Project Abstract

This project explores the potential of two-dimensional (2D) materials, such as graphene, transition-metal dichalcogenides, and atomically-thin crystalline metals, to advance quantum optics and quantum information. In particular, TIQI’s objective is to overcome limitations in current quantum optical experiments using metal plasmonics, which suffer from significant losses. Plasmons are oscillations of free electrons in a material that can couple with light, leading to enhanced optical properties. 2D materials offer an alternative plasmonic platform with more confined plasmonic modes, resulting in stronger nonlinear enhancements and longer-lived plasmons with less energy loss.
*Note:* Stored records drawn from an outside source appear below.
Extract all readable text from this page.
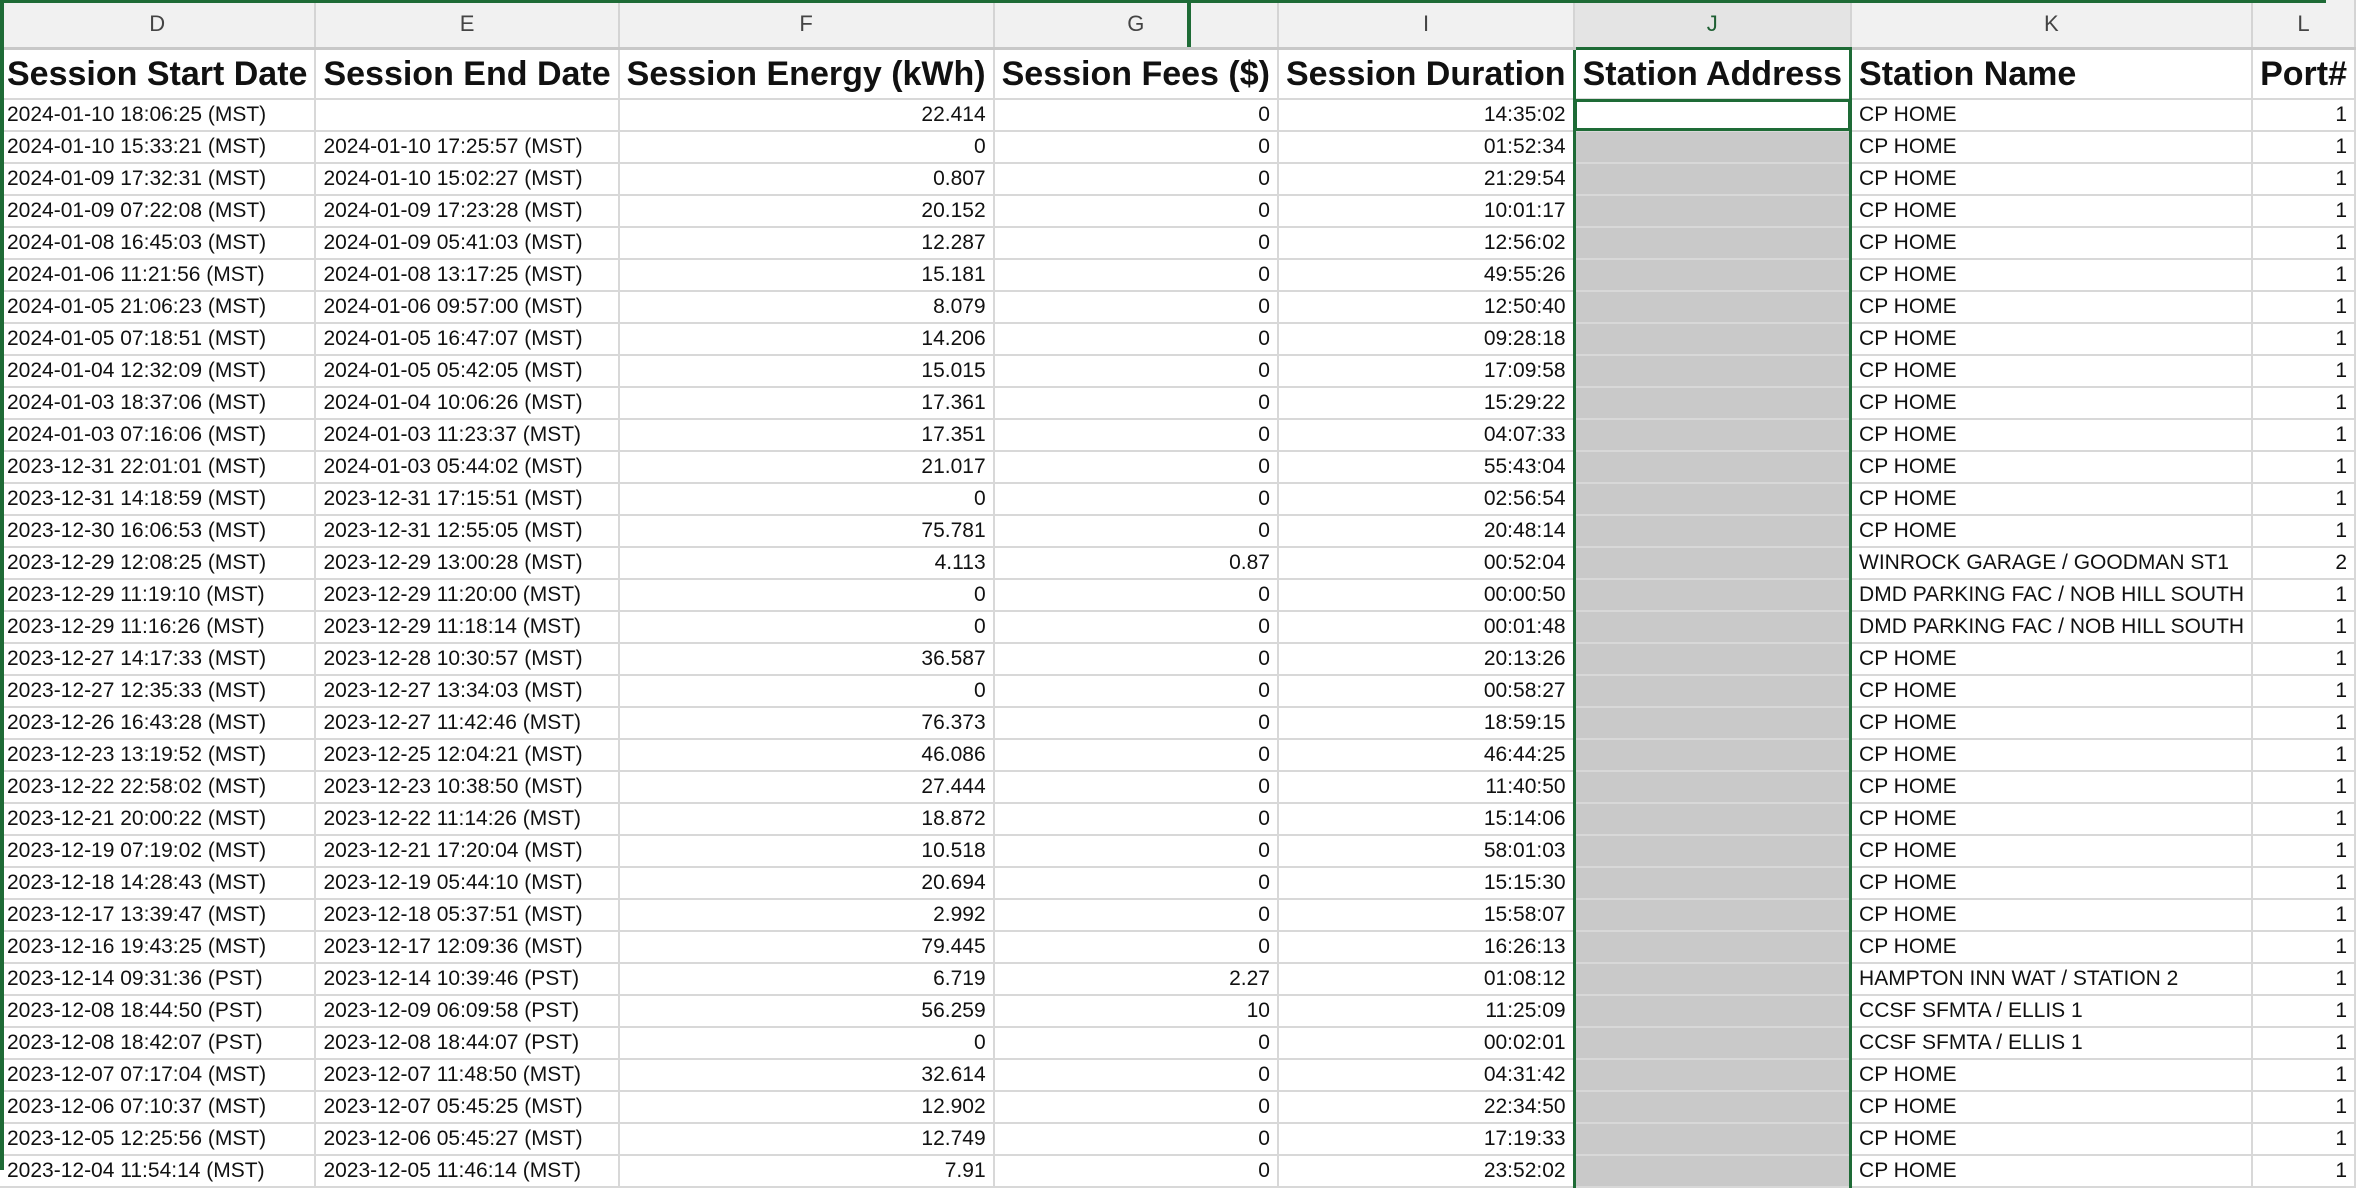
D	E	F	G	I	J	K	L
Session Start Date	Session End Date	Session Energy (kWh)	Session Fees ($)	Session Duration	Station Address	Station Name	Port#
2024-01-10 18:06:25 (MST)		22.414	0	14:35:02		CP HOME	1
2024-01-10 15:33:21 (MST)	2024-01-10 17:25:57 (MST)	0	0	01:52:34		CP HOME	1
2024-01-09 17:32:31 (MST)	2024-01-10 15:02:27 (MST)	0.807	0	21:29:54		CP HOME	1
2024-01-09 07:22:08 (MST)	2024-01-09 17:23:28 (MST)	20.152	0	10:01:17		CP HOME	1
2024-01-08 16:45:03 (MST)	2024-01-09 05:41:03 (MST)	12.287	0	12:56:02		CP HOME	1
2024-01-06 11:21:56 (MST)	2024-01-08 13:17:25 (MST)	15.181	0	49:55:26		CP HOME	1
2024-01-05 21:06:23 (MST)	2024-01-06 09:57:00 (MST)	8.079	0	12:50:40		CP HOME	1
2024-01-05 07:18:51 (MST)	2024-01-05 16:47:07 (MST)	14.206	0	09:28:18		CP HOME	1
2024-01-04 12:32:09 (MST)	2024-01-05 05:42:05 (MST)	15.015	0	17:09:58		CP HOME	1
2024-01-03 18:37:06 (MST)	2024-01-04 10:06:26 (MST)	17.361	0	15:29:22		CP HOME	1
2024-01-03 07:16:06 (MST)	2024-01-03 11:23:37 (MST)	17.351	0	04:07:33		CP HOME	1
2023-12-31 22:01:01 (MST)	2024-01-03 05:44:02 (MST)	21.017	0	55:43:04		CP HOME	1
2023-12-31 14:18:59 (MST)	2023-12-31 17:15:51 (MST)	0	0	02:56:54		CP HOME	1
2023-12-30 16:06:53 (MST)	2023-12-31 12:55:05 (MST)	75.781	0	20:48:14		CP HOME	1
2023-12-29 12:08:25 (MST)	2023-12-29 13:00:28 (MST)	4.113	0.87	00:52:04		WINROCK GARAGE / GOODMAN ST1	2
2023-12-29 11:19:10 (MST)	2023-12-29 11:20:00 (MST)	0	0	00:00:50		DMD PARKING FAC / NOB HILL SOUTH	1
2023-12-29 11:16:26 (MST)	2023-12-29 11:18:14 (MST)	0	0	00:01:48		DMD PARKING FAC / NOB HILL SOUTH	1
2023-12-27 14:17:33 (MST)	2023-12-28 10:30:57 (MST)	36.587	0	20:13:26		CP HOME	1
2023-12-27 12:35:33 (MST)	2023-12-27 13:34:03 (MST)	0	0	00:58:27		CP HOME	1
2023-12-26 16:43:28 (MST)	2023-12-27 11:42:46 (MST)	76.373	0	18:59:15		CP HOME	1
2023-12-23 13:19:52 (MST)	2023-12-25 12:04:21 (MST)	46.086	0	46:44:25		CP HOME	1
2023-12-22 22:58:02 (MST)	2023-12-23 10:38:50 (MST)	27.444	0	11:40:50		CP HOME	1
2023-12-21 20:00:22 (MST)	2023-12-22 11:14:26 (MST)	18.872	0	15:14:06		CP HOME	1
2023-12-19 07:19:02 (MST)	2023-12-21 17:20:04 (MST)	10.518	0	58:01:03		CP HOME	1
2023-12-18 14:28:43 (MST)	2023-12-19 05:44:10 (MST)	20.694	0	15:15:30		CP HOME	1
2023-12-17 13:39:47 (MST)	2023-12-18 05:37:51 (MST)	2.992	0	15:58:07		CP HOME	1
2023-12-16 19:43:25 (MST)	2023-12-17 12:09:36 (MST)	79.445	0	16:26:13		CP HOME	1
2023-12-14 09:31:36 (PST)	2023-12-14 10:39:46 (PST)	6.719	2.27	01:08:12		HAMPTON INN WAT / STATION 2	1
2023-12-08 18:44:50 (PST)	2023-12-09 06:09:58 (PST)	56.259	10	11:25:09		CCSF SFMTA / ELLIS 1	1
2023-12-08 18:42:07 (PST)	2023-12-08 18:44:07 (PST)	0	0	00:02:01		CCSF SFMTA / ELLIS 1	1
2023-12-07 07:17:04 (MST)	2023-12-07 11:48:50 (MST)	32.614	0	04:31:42		CP HOME	1
2023-12-06 07:10:37 (MST)	2023-12-07 05:45:25 (MST)	12.902	0	22:34:50		CP HOME	1
2023-12-05 12:25:56 (MST)	2023-12-06 05:45:27 (MST)	12.749	0	17:19:33		CP HOME	1
2023-12-04 11:54:14 (MST)	2023-12-05 11:46:14 (MST)	7.91	0	23:52:02		CP HOME	1
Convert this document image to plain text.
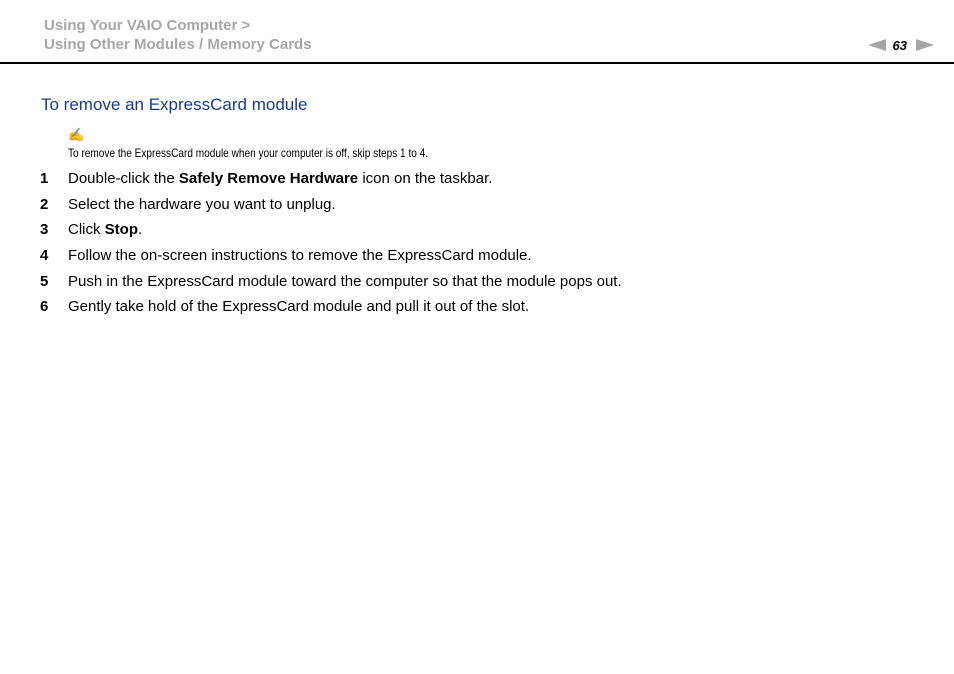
Using Your VAIO Computer >
Using Other Modules / Memory Cards	63
To remove an ExpressCard module
✍
To remove the ExpressCard module when your computer is off, skip steps 1 to 4.
1 Double-click the Safely Remove Hardware icon on the taskbar.
2 Select the hardware you want to unplug.
3 Click Stop.
4 Follow the on-screen instructions to remove the ExpressCard module.
5 Push in the ExpressCard module toward the computer so that the module pops out.
6 Gently take hold of the ExpressCard module and pull it out of the slot.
However, working with these materials presents its own challenges, including the need to generate and detect light in specific spectral ranges, and to manufacture high-quality nanostructures in new material platforms.
 
We will use advanced laser systems and innovative plasmonic nanostructures to enhance nonlinear interactions in specific spectral regions. By carefully characterizing these plasmonic modes, we will design structures to support long-lived propagating plasmons. We will also investigate nonlinear optical processes, such as harmonic generation, four-wave mixing, and spontaneous down-conversion. Finally, we will utilize the relaxation of phase-matching constraints to achieve ultra broadband entangled photon pair generation with 2D materials.
 
The anticipated outcomes of our project include efficient 2D-material-based plasmonic devices which can realize novel quantum optical effects. This will provide insights into light-matter interactions at the nanoscale and guide future quantum technology design in a manner that can be readily scaled up to more complex devices. TIQI's potential impact is significant, as it could develop next-generation quantum devices with unparalleled performance, revolutionizing secure communication, information processing, and sensing.